7. Taxation: The date of grant of this option is «grantdate». If you exercise the option and receive Common Stock of the Company, you may wish to hold the shares for two years after the date of the grant of the option and one year after the date of exercise in order to receive favorable capital gain taxation upon sale. Although exercise of an incentive stock option generally does not result in a tax to the optionee, it may affect an optionee’s alternative minimum tax liability. You should obtain tax advice when exercising your option and before disposing of the shares. The Company makes no representations concerning the tax affect of this option or the subsequent exercise thereof.

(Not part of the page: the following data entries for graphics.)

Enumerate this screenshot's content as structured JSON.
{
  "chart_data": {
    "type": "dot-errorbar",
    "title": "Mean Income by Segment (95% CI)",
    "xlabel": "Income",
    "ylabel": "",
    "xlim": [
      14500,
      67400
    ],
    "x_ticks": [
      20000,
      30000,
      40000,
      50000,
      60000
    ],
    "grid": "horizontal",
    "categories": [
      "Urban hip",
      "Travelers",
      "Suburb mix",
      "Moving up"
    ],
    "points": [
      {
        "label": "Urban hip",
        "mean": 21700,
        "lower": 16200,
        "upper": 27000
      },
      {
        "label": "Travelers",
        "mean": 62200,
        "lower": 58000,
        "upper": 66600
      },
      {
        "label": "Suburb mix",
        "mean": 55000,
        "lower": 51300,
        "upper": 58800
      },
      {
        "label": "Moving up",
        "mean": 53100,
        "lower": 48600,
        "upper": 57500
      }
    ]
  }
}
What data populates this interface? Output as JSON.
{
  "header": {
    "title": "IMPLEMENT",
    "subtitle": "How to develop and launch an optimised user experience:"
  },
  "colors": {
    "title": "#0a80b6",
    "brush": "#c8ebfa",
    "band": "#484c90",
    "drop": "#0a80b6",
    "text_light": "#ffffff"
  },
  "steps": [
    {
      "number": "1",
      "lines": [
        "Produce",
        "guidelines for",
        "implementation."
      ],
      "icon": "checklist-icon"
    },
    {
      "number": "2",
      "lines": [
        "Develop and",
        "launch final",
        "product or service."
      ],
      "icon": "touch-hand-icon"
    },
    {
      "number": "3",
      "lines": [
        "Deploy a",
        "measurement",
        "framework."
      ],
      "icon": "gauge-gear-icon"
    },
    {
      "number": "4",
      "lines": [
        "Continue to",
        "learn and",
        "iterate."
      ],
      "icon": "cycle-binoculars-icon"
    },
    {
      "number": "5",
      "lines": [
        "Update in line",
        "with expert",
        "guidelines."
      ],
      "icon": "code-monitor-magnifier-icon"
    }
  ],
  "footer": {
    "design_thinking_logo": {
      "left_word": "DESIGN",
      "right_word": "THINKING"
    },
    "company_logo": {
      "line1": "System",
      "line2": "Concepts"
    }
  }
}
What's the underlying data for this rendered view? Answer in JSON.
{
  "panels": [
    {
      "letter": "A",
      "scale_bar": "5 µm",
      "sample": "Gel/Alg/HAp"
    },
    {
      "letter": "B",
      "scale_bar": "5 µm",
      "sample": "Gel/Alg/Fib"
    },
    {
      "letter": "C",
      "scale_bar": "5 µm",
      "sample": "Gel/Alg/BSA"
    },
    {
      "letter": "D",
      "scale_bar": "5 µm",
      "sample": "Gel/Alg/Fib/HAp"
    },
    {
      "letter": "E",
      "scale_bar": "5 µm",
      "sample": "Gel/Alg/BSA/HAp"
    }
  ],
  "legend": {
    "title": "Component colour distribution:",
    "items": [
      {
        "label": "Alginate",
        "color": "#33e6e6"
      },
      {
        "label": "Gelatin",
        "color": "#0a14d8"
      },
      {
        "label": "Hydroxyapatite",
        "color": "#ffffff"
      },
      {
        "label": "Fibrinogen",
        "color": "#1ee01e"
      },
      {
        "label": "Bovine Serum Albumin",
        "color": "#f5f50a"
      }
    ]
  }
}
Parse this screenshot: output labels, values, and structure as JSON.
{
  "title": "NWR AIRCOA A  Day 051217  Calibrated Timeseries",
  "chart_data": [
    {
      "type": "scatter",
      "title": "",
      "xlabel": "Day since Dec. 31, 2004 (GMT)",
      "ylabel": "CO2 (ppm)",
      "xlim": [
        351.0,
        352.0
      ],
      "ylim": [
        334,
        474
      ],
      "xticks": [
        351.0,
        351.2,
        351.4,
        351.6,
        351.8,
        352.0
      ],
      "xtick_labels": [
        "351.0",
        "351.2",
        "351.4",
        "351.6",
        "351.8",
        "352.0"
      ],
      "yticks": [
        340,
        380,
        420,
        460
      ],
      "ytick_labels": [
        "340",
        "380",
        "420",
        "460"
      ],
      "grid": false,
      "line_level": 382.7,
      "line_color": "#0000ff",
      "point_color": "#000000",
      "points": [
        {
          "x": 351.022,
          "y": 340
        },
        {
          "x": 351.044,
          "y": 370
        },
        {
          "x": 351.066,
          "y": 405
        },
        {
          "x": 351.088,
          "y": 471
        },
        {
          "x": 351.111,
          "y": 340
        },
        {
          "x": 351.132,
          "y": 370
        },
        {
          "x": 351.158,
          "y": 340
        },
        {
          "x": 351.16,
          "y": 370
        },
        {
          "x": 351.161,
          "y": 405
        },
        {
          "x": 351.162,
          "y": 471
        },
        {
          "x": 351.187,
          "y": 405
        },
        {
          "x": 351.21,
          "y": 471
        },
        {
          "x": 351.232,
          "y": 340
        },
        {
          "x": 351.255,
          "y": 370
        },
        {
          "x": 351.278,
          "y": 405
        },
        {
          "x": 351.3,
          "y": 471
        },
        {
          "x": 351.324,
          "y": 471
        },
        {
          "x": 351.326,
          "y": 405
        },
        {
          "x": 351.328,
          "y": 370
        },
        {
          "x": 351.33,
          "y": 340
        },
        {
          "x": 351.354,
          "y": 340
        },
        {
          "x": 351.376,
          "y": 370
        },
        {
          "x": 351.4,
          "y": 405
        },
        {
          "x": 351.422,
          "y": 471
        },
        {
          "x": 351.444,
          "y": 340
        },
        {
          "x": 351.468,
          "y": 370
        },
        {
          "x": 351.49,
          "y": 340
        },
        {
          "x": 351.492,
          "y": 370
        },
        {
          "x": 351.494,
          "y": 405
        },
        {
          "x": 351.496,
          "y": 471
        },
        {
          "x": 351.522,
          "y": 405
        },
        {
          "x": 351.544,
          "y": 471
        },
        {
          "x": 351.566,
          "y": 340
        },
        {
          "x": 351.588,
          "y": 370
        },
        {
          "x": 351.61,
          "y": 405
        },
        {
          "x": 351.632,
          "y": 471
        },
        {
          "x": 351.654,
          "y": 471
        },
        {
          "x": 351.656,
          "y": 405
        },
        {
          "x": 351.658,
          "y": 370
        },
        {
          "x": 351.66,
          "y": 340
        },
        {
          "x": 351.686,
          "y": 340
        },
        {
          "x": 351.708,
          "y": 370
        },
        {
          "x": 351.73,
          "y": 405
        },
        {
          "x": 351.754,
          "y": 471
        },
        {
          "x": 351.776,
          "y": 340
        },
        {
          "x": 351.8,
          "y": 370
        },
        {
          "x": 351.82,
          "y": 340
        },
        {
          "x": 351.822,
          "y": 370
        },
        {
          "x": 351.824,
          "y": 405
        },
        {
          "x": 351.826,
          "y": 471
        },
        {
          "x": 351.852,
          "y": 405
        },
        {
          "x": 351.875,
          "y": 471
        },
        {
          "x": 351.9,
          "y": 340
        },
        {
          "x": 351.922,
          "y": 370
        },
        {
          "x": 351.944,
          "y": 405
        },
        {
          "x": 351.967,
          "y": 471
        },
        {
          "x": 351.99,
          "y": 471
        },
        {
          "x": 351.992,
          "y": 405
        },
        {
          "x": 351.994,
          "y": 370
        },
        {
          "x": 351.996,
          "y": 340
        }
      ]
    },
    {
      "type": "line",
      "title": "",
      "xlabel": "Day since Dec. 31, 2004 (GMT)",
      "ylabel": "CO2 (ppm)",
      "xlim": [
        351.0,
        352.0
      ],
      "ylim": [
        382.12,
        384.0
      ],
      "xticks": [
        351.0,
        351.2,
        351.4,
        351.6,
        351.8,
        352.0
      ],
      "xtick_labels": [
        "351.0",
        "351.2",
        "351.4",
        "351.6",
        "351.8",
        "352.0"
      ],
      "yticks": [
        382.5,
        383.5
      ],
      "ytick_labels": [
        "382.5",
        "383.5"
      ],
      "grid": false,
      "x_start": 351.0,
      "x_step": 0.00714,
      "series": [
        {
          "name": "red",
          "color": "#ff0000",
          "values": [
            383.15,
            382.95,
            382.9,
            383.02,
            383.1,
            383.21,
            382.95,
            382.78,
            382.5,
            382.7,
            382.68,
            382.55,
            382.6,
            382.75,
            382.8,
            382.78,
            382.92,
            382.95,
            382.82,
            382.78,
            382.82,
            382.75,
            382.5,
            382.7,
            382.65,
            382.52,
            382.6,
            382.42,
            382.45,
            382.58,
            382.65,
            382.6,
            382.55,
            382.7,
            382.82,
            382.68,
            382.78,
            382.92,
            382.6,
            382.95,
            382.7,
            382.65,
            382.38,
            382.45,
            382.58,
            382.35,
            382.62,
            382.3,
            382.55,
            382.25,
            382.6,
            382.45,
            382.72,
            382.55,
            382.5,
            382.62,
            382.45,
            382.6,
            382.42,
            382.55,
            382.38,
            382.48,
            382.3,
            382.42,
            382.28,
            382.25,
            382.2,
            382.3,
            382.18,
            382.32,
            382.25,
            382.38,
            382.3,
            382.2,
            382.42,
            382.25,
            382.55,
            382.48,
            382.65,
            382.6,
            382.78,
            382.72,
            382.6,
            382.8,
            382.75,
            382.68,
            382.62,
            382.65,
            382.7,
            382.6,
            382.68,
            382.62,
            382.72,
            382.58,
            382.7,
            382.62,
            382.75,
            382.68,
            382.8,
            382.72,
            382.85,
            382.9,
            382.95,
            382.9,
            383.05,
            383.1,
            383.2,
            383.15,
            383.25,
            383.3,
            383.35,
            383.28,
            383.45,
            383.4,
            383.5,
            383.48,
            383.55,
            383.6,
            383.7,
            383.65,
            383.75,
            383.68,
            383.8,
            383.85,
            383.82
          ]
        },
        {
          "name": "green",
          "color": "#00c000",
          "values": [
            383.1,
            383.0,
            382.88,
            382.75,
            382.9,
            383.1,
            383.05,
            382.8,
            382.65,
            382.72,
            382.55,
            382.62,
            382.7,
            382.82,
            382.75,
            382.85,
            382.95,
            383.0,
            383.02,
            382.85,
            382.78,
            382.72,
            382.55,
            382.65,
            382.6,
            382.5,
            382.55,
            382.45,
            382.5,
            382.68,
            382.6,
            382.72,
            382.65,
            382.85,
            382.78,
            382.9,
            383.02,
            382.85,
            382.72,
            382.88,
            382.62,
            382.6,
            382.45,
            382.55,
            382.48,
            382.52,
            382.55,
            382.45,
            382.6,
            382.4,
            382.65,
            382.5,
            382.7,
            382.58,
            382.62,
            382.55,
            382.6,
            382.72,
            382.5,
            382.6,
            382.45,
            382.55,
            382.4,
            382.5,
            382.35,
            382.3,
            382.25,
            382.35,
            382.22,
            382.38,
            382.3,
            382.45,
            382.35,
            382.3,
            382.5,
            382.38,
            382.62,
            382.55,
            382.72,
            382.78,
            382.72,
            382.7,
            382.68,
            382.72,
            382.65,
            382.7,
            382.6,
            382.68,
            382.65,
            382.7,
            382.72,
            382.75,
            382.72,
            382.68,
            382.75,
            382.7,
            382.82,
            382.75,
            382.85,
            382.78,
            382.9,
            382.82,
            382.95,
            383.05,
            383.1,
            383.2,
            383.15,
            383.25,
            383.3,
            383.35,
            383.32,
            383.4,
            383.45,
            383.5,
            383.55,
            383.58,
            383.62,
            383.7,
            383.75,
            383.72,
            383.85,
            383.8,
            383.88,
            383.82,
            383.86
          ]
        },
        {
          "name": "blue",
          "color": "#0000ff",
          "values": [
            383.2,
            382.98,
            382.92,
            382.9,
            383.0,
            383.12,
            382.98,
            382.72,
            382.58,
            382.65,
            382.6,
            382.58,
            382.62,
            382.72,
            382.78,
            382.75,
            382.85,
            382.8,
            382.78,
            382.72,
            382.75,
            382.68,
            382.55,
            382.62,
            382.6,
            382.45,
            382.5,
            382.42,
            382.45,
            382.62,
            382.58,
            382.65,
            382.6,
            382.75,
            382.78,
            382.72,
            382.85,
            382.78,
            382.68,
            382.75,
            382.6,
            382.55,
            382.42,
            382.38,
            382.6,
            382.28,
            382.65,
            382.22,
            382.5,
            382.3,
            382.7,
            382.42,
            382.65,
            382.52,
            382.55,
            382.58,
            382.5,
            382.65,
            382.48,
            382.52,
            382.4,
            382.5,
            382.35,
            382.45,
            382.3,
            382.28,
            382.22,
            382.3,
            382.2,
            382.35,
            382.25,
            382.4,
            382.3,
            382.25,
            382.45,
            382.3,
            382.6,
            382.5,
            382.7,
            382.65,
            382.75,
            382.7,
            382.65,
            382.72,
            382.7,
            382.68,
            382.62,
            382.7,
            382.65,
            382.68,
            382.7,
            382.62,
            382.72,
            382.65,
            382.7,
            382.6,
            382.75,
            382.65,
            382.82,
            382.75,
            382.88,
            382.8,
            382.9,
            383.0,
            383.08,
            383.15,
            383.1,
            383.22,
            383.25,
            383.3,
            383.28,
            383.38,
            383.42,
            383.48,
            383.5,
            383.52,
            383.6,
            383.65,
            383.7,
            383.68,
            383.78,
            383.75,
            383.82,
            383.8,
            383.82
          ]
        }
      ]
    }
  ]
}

Please execute the Acceptance and Acknowledgment set forth below on the enclosed copy of this Agreement and return it to the undersigned.

 

Very truly yours,
Advanced Power Technology, Inc.
By:  

 

Its   President and Chief Executive Officer


ACCEPTANCE AND ACKNOWLEDGMENT

I, as a resident of the State of Oregon. I accept the incentive stock option described above and in the 2005 Equity Incentive Plan and acknowledge receipt of a copy of this Agreement, including a copy of the Plan. I have reviewed the Plan and am aware of its terms.

Dated:                     

 

 

Optionee’s Signature

 

Printed Name

By his or her signature below, the spouse of the Optionee, if such Optionee is legally married as of the date of this Agreement, acknowledges that he or she has read this Agreement and the Plan and is familiar with the terms and provisions thereof, and agrees to be bound by all the terms and conditions of this Agreement and the Plan.

Dated:                     

 

 

Spouse’s Signature

 

Printed Name

By his or her signature below, the Optionee represents that he or she is not legally married as of the date of this Agreement.